Además, y este hecho es muy interesante para mí como director, «El virus de la por» se propone formalmente como un puzzle, un juego narrativo discontinuo, un ir adelante y atrás en un tiempo relativamente breve. Todo ello ocurre en cuatro horas que trastocarán la vida de un chico sorprendido por una mala interpretación, ¿o no?, de un pequeño momento de afectividad. Este jugar narrativamente con el tiempo, este invertir la lógica estructural, es un placer que me viene de lejos y que ya lo reconozco en la memoria de algún espectáculo de mi época teatral de hace cuatro décadas, un placer que se puede encontrar en otras historias que me ha gustado contar huyendo de la linealidad convencional: Carícies, Morir (o no), El perquè de tot plegat… (El porqué de las cosas). Pero creo que en «El virus del miedo» la discontinuidad, las pequeñas repeticiones en la concreción de la historia nos ayudan a ser más precisos en la metáfora.
En «El virus de la por» Jordi, un entrenador de natación de una piscina municipal de Barcelona, un chico muy profesional, afable, intuitivo, afectivo con los chicos, intenta sacarle el miedo a un niño que sufre asustado por el agua. Un miedo que el propio Jordi había tenido de niño, pero no todo el mundo ve el (supuesto) beso de Jordi de la misma manera. Un beso que traerá cola. Es acusado de abuso, y sufre en pocas horas de una manera traumática un tránsito emocional, brutal, que le transporta de la inocencia a la sospecha cruel, a la vida vigilada. Y quizás, a la corta, a su propia negación como individuo.

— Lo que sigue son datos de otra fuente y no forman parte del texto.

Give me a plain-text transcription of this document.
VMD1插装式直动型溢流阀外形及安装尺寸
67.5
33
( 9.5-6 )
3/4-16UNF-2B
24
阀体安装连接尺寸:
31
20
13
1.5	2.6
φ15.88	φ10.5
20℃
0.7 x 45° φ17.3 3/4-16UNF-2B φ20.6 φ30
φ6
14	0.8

Pero los que lo rodean, ¿cómo reaccionan?
Anna, la directora del complejo, una mujer de unos cuarenta años, se enfrenta a un difícil dilema. Tiene una experiencia de vida que hace diáfano lo que ha ocurrido socialmente. Ahora sería imposible -la corrección lo impide- bañarse desnuda como hacía de joven ante los niños de los campamentos de verano donde trabajaba como monitora. O ver cómo dos monitores llevaban a dormir entre ellos a una criatura llorosa. Con toda naturalidad, sin ningún impedimento, sin ninguna consecuencia.
Los comportamientos sociales han cambiado, en algún momento se acabaron sin que nadie fuera consciente. «Y se acababan porque se extinguía una posibilidad de relación sin vigilancia, esta manera de hacer que obedece a una existencia monitorizada, controlada por cámaras, ocultas o no, reales o imaginarias, pero siempre en marcha y siempre pendientes de lo que se hace o se deja de hacer». Este proceso que Ana ha vivido en décadas, Jordi lo experimenta precipitadamente, de forma traumática, en una tarde.

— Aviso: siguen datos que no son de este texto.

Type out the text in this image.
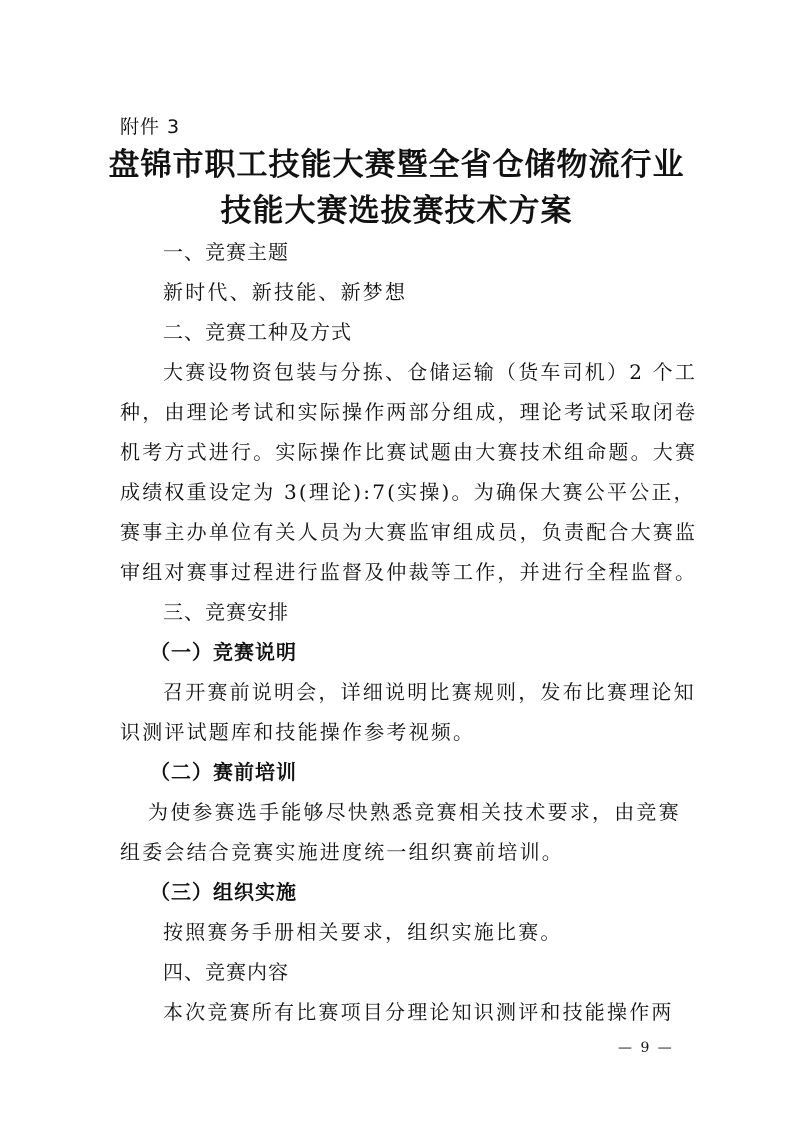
附件 3
盘锦市职工技能大赛暨全省仓储物流行业
技能大赛选拔赛技术方案
一、竞赛主题
新时代、新技能、新梦想
二、竞赛工种及方式
大赛设物资包装与分拣、仓储运输（货车司机）2 个工
种，由理论考试和实际操作两部分组成，理论考试采取闭卷
机考方式进行。实际操作比赛试题由大赛技术组命题。大赛
成绩权重设定为 3(理论):7(实操)。为确保大赛公平公正，
赛事主办单位有关人员为大赛监审组成员，负责配合大赛监
审组对赛事过程进行监督及仲裁等工作，并进行全程监督。
三、竞赛安排
（一）竞赛说明
召开赛前说明会，详细说明比赛规则，发布比赛理论知
识测评试题库和技能操作参考视频。
（二）赛前培训
为使参赛选手能够尽快熟悉竞赛相关技术要求，由竞赛
组委会结合竞赛实施进度统一组织赛前培训。
（三）组织实施
按照赛务手册相关要求，组织实施比赛。
四、竞赛内容
本次竞赛所有比赛项目分理论知识测评和技能操作两
— 9 —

Héctor, su compañero de trabajo y amigo, se desentiende. No se hace cargo, no se pronuncia. Su silencio es el de la conformidad, el de las mayorías sumisas. Y David, uno de los padres que llevan a los niños a la piscina, el acusador, representa el temor; su obsesión es la seguridad por encima de la libertad, convencido de garantizar la ausencia de sufrimiento y de dolor a su hijo. Es un hombre de certezas y no duda, destierra la posibilidad de la equivocación, no da ninguna oportunidad a la víctima.
Una historia de un humanismo radical. Un hecho intrascendente se convierte una carga social profunda. Espero que, también en el cine, como está pasando internacionalmente con el gran éxito conseguido con la obra teatral de Miró, la historia de «El virus del miedo» se convierta en una metáfora de nuestros tiempos.
*Por Ventura Pons, director de la película.